Diluar waktu-waktu sibuk, pasca penyelenggaraan Pemilu luar pekerjaan resmi sehari-hari saya membagi waktu untuk kegiatan berorganisasi dan kegiatan keluarga adapun kegitan di Organisasi-organisasi yang saya ikuti.
1. Badan Antikorupsi Sumatera Barat (BAKo SumBar)
Sebuah Lembaga Swadaya Masyarakat dimasa saya dipercaya Kordinator Badan Pekerja. Saya sudah membagi pekerjaan kepada Koordinator-Koordinator Program dan divisi-divisi yang ada di BAKo SumBar. Beberapa Program kerja ditangani langsung oleh korrdinator Program. Fungsi koordinator badan pekerja adalah sebagai penanggungjawab dari seluruh kegiatan. Kegiatan rapat-rapat rutin dilaksanakan setiap hari Jum’at sore.
2. GP Anshor
Selaku wakil sekretaris GP Anshor wilayah Sumatera Barat, saya meluangkan waktu untuk menghadiri rapat-rapat pengurus wilayah dan kegiatan-kegiatan yang diselenggarakan oleh pengurus wilayah, termasuk menghadiri undangan dari pengurus-pengurus cabang Anshor di Kabupaten/Kota. Biasanya kegiatan rapat-rapat pengurus wilayah dilaksanakan sehabis jam kerja, jam 16.00 s/d selesai.
3. FKPPI
Kegiatan pertemuan mingguan di Sekretariat FKPPI PD III Sumatera Barat biasanya dilaksanakan pada hari kamis mulai jam 16.00 wib s/d selesai.

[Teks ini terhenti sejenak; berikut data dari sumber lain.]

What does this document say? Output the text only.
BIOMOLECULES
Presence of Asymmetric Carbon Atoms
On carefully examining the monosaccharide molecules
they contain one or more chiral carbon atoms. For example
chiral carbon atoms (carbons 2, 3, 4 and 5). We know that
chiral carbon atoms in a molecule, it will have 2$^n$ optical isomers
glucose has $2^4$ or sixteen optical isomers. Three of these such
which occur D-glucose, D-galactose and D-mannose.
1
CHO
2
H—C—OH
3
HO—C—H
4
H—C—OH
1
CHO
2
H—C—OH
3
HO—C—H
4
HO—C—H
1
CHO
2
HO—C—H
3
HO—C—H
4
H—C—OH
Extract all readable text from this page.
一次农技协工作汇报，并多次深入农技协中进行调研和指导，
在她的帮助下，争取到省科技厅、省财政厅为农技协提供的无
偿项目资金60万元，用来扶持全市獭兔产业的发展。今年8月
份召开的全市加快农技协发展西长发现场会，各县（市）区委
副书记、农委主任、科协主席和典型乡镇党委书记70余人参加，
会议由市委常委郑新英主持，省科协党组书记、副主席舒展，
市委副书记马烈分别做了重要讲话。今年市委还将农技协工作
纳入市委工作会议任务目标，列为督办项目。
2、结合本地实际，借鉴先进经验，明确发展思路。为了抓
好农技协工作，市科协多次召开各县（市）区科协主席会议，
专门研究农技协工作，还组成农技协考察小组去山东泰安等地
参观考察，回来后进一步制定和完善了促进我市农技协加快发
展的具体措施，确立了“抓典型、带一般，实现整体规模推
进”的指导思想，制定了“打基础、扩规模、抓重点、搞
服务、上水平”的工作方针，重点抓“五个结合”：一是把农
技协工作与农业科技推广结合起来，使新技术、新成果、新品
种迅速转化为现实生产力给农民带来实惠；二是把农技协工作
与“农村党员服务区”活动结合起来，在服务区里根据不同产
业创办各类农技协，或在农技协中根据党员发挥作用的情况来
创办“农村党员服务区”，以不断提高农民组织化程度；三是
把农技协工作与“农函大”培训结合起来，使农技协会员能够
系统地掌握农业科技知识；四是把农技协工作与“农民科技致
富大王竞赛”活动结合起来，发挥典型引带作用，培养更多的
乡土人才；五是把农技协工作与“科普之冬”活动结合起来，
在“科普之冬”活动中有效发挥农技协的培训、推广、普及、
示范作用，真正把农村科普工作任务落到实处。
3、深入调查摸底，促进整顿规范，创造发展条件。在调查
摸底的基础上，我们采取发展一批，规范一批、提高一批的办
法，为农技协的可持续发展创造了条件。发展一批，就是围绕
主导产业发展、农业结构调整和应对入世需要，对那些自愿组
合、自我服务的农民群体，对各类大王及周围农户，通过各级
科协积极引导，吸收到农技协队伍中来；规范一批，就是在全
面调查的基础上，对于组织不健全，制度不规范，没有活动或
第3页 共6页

4. Ikatan Advokat Indonesia (IKADIN)
Kegiatan Ikadin tidak ada jadual pertemuan rutin mingguan, hanya saja pertemuan pengurus Ikadin dilaksanakan apabila ada hal-hal yang perlu dan penting dibicarakan dengan pengurus cabang Ikadin cabang Padang. Saya dalam organisasi ini menjabat sebagai Wakil Sekretaris.
5. Pengurus Masjid Raya Nailus Sa’addah
Dalam kepengurusan ini saya ditempatkan pada bagian pendanaan. Masjid raya nailus Sa’addah rusak akibat gempa besar di Sumatera Barat pada tanggal 30 September 2009 lalu. Saat ini kegiatan pembangunan kembali masjid sudah berjalan mendekati finishing. Selain itu di masjid raya dilaksanakan kegiatan pendidikan Alqur’an dan wirid setiap hari Jum’at malam.